We are looking for a Python & PySpark Data Developer to join our partner team in a hybrid setup (2-3 days per week on-site) , bringing strong data engineering expertise and hands-on experience in building and maintaining ETL pipelines.
What You Will Do :
- Identify and select relevant data sources to be ingested into the data lake based on business and analytical requirements.
- Design and manage the structure and organization of data within the data lake to ensure accessibility, scalability, and optimal performance.
- Develop and maintain ETL pipelines using PySpark for data cleaning, transformation, and integration from multiple sources.
- Configure ETL components such as data formatting, deduplication, volumetric analysis, and enrichment, ensuring all processes are thoroughly documented.
- Contribute to defining and designing new use cases by identifying relevant data, transforming it, and preparing it for analysis.
- Develop and maintain interactive dashboards that visualize key metrics and insights derived from processed data.
- Monitor and troubleshoot data workflows to maintain reliability, scalability, and accuracy in production environments.
- Document pipeline logic, data sources, transformation rules, and operational flows for transparency and maintainability.
Technical Skills :
Proficiency in Python and PySpark for data processing and pipeline development.Strong SQL skills and experience working with relational databases.

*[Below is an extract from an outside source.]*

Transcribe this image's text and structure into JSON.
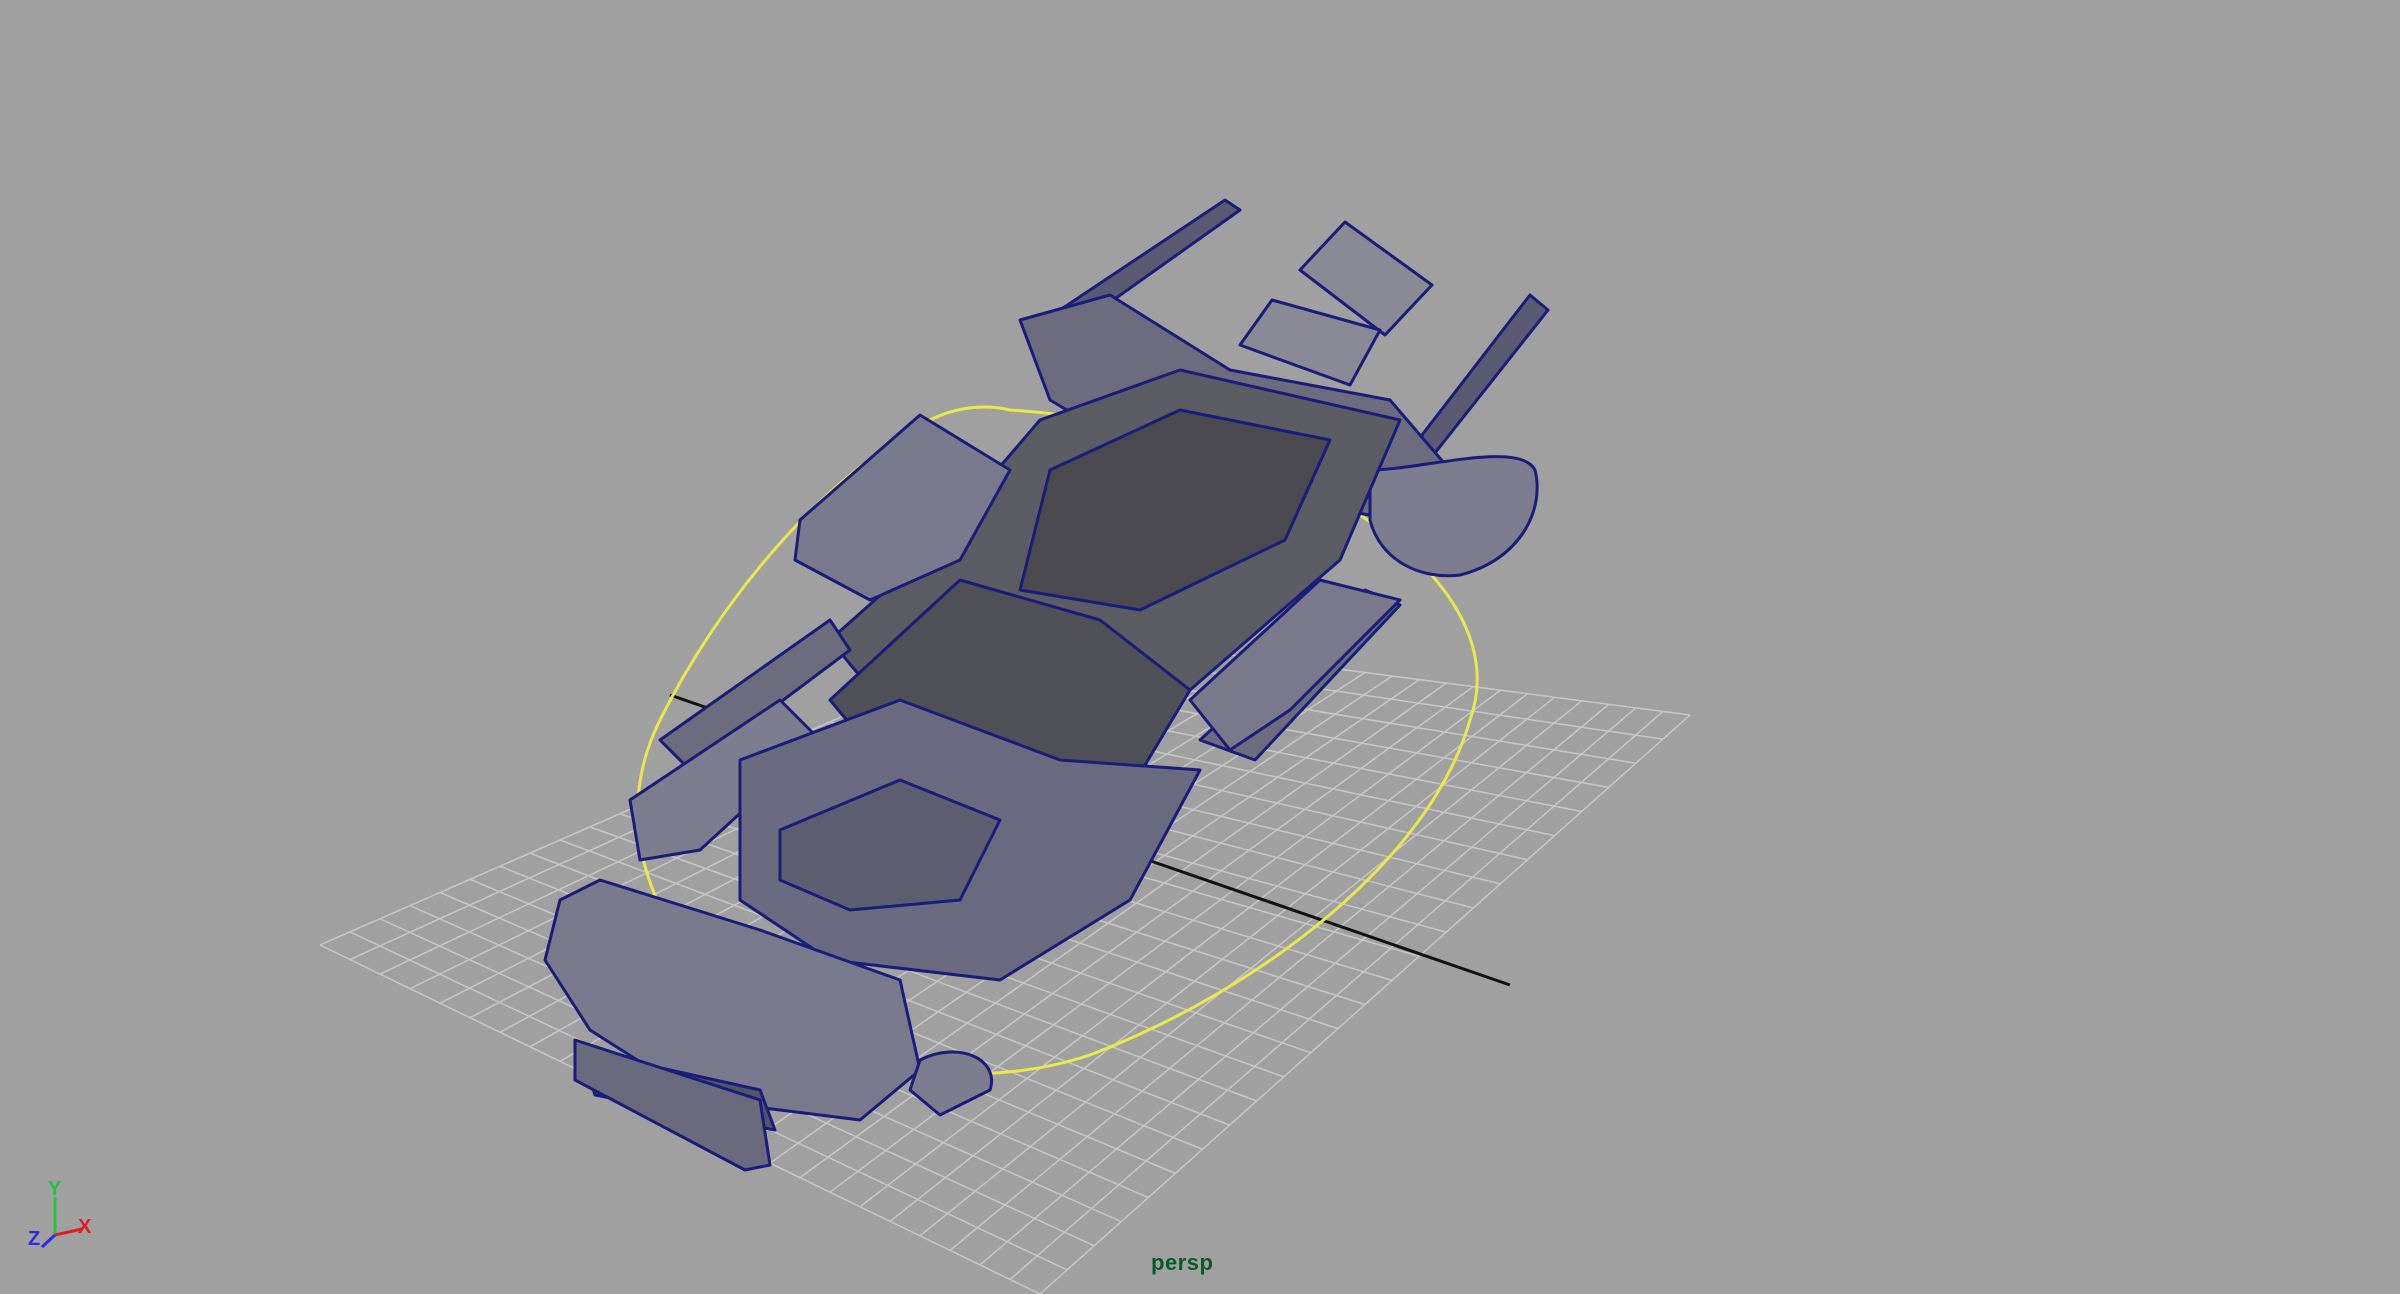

Familiarity with data warehousing platforms (e.g., Cloudera).
Understanding of data modeling, data lakes, and data governance principles.
Experience with dashboarding tools (Power BI, Tableau, etc.) is a plus.
Preferred Qualifications :
Bachelor's or Master's degree in Computer Science, Data Science or
a related field.
Fluent English is required; French is a plus but not mandatory.
Knowledge of business intelligence and data storytelling principles.